Jeff Olson Talks
I cut my teeth playing at a weekly blues jam down in Austin hosted by some old-school blues cats who took me under their wing and taught me about playing musically and responding to other players. Every Sunday my parents would take me because I couldn’t drive or even get into the seedy bar! Throughout high school I attended the jam less often and drifted toward playing jazz and some modern rock but have always had a soft spot for that straight-up unapologetic style of music. So when I met guitarist/singer Nick Diaz from Buenos Diaz, I immediately connected to his ballsy, aggressive style.
Going into the studio we bonded over our passion for chasing that live-in-the-room analog sound that can just reach out of the speakers and grab you by the collar. A lot of sessions I do prioritize presenting a polished, idealized version of the music, which works in some genres, but to really punch someone in the gut with a rock ’n’ roll track you need a continuous arc of energy over the whole take (which can sometimes disappear as soon as you start building comps and nitpicking fills).
I’ve worked with engineer Daniel McNeill (White Denim, the Heavy) a bunch. His enthusiasm in the studio really helps elevate sessions by giving them a fresh, exciting vibe, almost as if you’re writing the song right there! It’s common to feel drained and almost sick of the music after running fifteen-plus takes chasing that one hit on the second bar of the third verse; I’ve endured that workflow pretty often, so it’s refreshing to work in a relaxed environment that asks for and rewards musical risks.
We took it slow, took breaks, letting each take fill the moment. Releasing the stress of trying to “nail it” elicited more inspired performances than if we had put ourselves under the gun. It’s a privilege to work in the studio at that pace, but it’s also really important for a band entering the studio with limited time to do as much pre-production as possible in order to free up physical and mental space.

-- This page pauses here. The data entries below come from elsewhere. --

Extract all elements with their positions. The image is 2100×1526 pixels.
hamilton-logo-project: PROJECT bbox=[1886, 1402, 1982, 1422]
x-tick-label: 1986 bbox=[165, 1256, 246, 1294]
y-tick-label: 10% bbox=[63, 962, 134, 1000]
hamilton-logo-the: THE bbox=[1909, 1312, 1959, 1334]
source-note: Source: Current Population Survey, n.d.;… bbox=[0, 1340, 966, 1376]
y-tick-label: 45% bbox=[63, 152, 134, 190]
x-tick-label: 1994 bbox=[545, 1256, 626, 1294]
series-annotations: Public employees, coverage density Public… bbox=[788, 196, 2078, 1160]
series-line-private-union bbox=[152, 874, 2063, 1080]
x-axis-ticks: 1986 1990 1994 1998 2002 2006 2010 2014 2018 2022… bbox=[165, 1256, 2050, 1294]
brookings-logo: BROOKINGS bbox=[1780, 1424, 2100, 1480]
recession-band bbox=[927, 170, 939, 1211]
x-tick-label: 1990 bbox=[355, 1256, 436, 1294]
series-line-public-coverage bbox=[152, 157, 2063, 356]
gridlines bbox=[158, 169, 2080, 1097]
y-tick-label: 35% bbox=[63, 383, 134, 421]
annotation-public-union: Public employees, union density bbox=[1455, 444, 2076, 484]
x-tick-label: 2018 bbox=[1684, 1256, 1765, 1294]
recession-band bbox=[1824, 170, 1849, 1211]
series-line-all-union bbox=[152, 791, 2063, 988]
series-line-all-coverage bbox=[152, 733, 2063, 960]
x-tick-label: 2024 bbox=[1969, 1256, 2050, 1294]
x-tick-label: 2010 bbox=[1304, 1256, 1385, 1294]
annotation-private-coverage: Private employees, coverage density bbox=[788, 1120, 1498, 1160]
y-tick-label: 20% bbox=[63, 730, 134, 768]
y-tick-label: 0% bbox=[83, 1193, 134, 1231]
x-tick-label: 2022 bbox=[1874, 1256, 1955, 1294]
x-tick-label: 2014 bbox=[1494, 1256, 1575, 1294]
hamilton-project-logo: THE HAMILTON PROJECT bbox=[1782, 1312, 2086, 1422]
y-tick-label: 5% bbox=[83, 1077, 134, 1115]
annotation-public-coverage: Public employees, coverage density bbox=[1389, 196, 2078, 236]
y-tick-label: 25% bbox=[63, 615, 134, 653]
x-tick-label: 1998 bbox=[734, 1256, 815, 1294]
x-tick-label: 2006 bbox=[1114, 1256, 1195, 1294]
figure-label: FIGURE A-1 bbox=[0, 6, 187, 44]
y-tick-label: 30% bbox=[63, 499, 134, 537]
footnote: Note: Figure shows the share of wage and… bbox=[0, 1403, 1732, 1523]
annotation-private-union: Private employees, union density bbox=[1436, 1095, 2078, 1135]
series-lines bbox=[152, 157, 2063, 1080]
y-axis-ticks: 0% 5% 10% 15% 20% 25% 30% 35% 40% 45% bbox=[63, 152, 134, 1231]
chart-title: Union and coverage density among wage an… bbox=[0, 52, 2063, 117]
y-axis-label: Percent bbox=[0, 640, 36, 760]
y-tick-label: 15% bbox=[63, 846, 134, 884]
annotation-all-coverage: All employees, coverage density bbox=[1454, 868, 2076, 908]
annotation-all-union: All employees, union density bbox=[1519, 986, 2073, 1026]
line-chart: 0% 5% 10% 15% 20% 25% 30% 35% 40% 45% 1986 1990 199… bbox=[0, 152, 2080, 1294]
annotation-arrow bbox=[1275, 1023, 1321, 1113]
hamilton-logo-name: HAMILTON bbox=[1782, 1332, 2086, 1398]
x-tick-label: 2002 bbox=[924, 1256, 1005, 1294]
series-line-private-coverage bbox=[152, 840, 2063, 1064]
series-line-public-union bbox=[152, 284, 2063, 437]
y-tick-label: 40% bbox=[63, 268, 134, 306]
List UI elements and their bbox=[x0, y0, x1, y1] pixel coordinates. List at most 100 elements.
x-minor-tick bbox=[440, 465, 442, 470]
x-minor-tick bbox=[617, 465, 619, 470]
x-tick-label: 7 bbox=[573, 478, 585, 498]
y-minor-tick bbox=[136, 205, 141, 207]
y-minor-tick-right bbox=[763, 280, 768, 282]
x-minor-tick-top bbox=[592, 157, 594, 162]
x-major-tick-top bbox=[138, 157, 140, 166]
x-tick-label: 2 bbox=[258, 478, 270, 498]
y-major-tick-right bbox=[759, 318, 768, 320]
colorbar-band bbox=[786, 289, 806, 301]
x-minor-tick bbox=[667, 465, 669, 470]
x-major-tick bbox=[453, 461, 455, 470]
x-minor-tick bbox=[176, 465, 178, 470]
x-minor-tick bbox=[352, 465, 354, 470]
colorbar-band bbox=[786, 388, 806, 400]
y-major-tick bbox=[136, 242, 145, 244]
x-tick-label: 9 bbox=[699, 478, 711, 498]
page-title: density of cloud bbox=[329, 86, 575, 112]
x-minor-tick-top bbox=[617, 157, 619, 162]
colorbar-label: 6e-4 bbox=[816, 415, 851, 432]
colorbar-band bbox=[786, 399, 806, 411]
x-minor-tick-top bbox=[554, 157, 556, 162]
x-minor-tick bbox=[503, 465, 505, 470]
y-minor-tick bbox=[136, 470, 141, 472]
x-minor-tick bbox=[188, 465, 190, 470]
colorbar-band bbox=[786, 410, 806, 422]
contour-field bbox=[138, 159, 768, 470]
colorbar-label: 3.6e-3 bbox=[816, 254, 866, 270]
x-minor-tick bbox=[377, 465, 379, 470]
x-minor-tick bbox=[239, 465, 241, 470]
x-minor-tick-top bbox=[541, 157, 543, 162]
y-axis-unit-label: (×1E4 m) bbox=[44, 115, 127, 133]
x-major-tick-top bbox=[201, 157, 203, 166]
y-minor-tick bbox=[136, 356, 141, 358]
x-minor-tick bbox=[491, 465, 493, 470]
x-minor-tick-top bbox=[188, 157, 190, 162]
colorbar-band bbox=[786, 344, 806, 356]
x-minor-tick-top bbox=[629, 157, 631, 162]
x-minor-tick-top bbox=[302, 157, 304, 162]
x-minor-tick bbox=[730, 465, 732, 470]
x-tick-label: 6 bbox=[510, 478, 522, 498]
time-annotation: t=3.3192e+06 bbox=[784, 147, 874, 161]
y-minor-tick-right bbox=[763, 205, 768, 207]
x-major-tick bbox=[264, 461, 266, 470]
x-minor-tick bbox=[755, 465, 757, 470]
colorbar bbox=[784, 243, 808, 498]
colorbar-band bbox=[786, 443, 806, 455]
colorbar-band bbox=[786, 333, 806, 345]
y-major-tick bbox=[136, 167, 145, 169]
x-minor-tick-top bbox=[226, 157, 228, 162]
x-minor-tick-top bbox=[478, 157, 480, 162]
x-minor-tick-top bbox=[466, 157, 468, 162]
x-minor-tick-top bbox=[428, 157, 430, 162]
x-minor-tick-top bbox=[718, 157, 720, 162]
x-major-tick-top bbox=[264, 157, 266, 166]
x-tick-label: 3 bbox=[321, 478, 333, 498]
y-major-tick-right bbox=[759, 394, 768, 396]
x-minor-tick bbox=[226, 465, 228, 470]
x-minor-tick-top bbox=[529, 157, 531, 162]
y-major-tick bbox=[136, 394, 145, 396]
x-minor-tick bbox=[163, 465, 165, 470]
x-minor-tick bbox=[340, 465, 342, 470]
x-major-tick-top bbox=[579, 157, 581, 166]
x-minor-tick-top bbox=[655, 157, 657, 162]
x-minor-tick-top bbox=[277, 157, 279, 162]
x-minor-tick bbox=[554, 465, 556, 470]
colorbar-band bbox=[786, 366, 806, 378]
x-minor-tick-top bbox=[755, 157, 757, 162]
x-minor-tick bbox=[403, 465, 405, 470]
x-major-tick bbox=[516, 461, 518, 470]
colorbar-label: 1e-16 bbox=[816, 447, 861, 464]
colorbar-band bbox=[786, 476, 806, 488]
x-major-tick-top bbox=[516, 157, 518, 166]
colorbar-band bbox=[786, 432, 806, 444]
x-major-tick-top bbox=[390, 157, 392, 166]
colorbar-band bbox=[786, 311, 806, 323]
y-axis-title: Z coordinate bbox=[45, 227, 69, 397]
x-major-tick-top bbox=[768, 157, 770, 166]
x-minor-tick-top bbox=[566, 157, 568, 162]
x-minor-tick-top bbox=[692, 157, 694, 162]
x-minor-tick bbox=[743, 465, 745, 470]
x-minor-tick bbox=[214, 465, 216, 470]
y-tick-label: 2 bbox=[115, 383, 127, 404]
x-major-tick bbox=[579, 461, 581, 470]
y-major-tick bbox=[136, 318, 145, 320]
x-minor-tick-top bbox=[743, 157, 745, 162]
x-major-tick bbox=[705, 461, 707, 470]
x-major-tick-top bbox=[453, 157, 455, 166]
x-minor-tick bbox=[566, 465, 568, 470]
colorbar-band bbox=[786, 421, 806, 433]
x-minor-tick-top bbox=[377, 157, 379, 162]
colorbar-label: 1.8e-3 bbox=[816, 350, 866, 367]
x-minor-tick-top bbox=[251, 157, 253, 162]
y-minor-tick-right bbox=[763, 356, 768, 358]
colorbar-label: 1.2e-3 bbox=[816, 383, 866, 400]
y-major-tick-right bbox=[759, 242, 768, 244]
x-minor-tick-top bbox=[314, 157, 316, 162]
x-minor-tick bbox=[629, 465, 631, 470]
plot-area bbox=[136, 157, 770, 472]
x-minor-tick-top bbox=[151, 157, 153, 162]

Once we had some heavy, raw sounding tracks, we relaxed and started messing around with the awesome gear in Daniel’s studio. My favorite trick was the analog vary-speed guitar solo on “Santa Fe.” We slowed the tape machine down to half speed while Nick overdubbed a DI guitar solo through an octave pedal and some tremolo. After bringing the tape machine back to a normal speed and pitch range, the tremolo rate on the guitar unexpectedly doubled, making for what sounded like a coked-out space laser!